On the third trip, he caught sight of Munokhoi. The ex-Torguud captain paced him on the other side of the row of ger on his right. When he dropped off his armload of rugs and returned to the merchant’s wagon, Munokhoi was no longer there. But Gansukh had seen enough of his stormy expression to know he wouldn’t be far away.
When the crowd started to gather for the fights at the feast, he worried momentarily about the press of bodies. It would be easy to slip up next to a man in the confusion and slip a knife in his back, and so he made sure he stayed on the western side of the gladiator ring where the light from the bonfires was brightest. As the audience grew more excited about the fights, he sidled toward a cluster of Torguud who were clustered around a pair of busy moneylenders.

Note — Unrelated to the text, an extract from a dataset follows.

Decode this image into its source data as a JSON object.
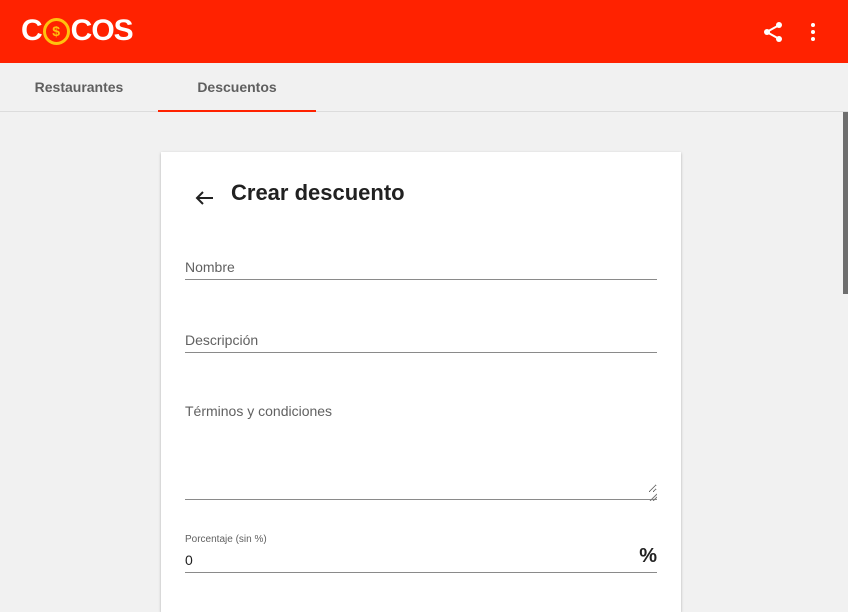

“Ho, Gansukh! I hear the blond one is fighting.” The mountain clan archer, Tarbagatai waved him over to the cluster of guards. “Did you bet on him last time?”
“I did,” Gansukh replied, “And when we return to Karakorum, I believe someone owes me twenty-five cows.”
“Twenty-five?” Tarbagatai scoffed. “Who was such an idiot to bet that many?” The Torguud standing next to the young archer elbowed him roughly, and Tarbagatai paled as he realized what he had said.
“Yes, well, that idiot was me,” Gansukh mused, glancing about. “But thankfully someone took my bet. I suppose that makes me clever, doesn’t it? And the other one the idiot-”
“You boast rather mightily for a man who not only didn’t kill any of the Chinese raiders but also managed to be captured by them.”
Gansukh looked for Munokhoi and found him standing much too close on the left. The ex-Torguud captain’s eyes were bright, and his head glistened with sweat.